Beispiel: KI-gestützte Handschrifterkennung

Erkennung ohne Identifikation
KI-Systeme nutzen statistische Wahrscheinlichkeiten, um Wörter zu "erraten". Wichtig zu wissen:
- Die KI erkennt Inhalte, identifiziert aber nicht das Schriftbild als Personenkennzeichen.
- Es fehlen Vergleichsdaten im Netz: Da Schüler kaum Handschriftproben online stellen, ist ein Abgleich für den KI-Anbieter unmöglich.
- Ergebnis: Das Risiko einer Reidentifikation allein über das Schriftbild ist äußerst gering.

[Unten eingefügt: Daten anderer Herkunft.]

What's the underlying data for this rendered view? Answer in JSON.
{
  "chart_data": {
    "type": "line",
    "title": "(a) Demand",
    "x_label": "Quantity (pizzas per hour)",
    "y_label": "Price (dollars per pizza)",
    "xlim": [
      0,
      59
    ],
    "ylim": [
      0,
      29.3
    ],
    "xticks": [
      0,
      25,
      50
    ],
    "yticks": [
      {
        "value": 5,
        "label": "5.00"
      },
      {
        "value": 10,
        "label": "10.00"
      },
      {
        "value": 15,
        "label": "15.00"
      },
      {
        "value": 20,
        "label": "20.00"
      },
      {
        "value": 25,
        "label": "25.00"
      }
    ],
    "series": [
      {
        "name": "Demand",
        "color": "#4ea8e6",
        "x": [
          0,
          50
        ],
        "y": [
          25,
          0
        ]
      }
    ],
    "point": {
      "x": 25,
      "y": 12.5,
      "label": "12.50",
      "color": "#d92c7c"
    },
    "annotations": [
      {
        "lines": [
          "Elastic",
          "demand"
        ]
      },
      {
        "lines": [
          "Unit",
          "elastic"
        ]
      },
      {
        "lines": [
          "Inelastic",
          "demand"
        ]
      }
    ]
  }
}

⚖️ Die rechtliche Einordnung
Trotz der technischen Entwarnung bleibt die rechtliche Lage unverändert:
Keine Heilung durch Technik: Auch wenn der Upload eines handschriftlichen Schülertextes als Foto technisch "gefahrlos" erscheint, bleibt er formal unzulässig, wenn:
- eine private KI-App genutzt wird oder
- ein dienstlicher Chatbot (wie aktuell ais.chat) genutzt wird, der nicht explizit für personenbezogene Daten freigegeben ist.
⚠️ Wer Schülerarbeiten auf diesen Wegen verarbeitet, handelt entgegen der geltenden dienstrechtlichen Vorgaben.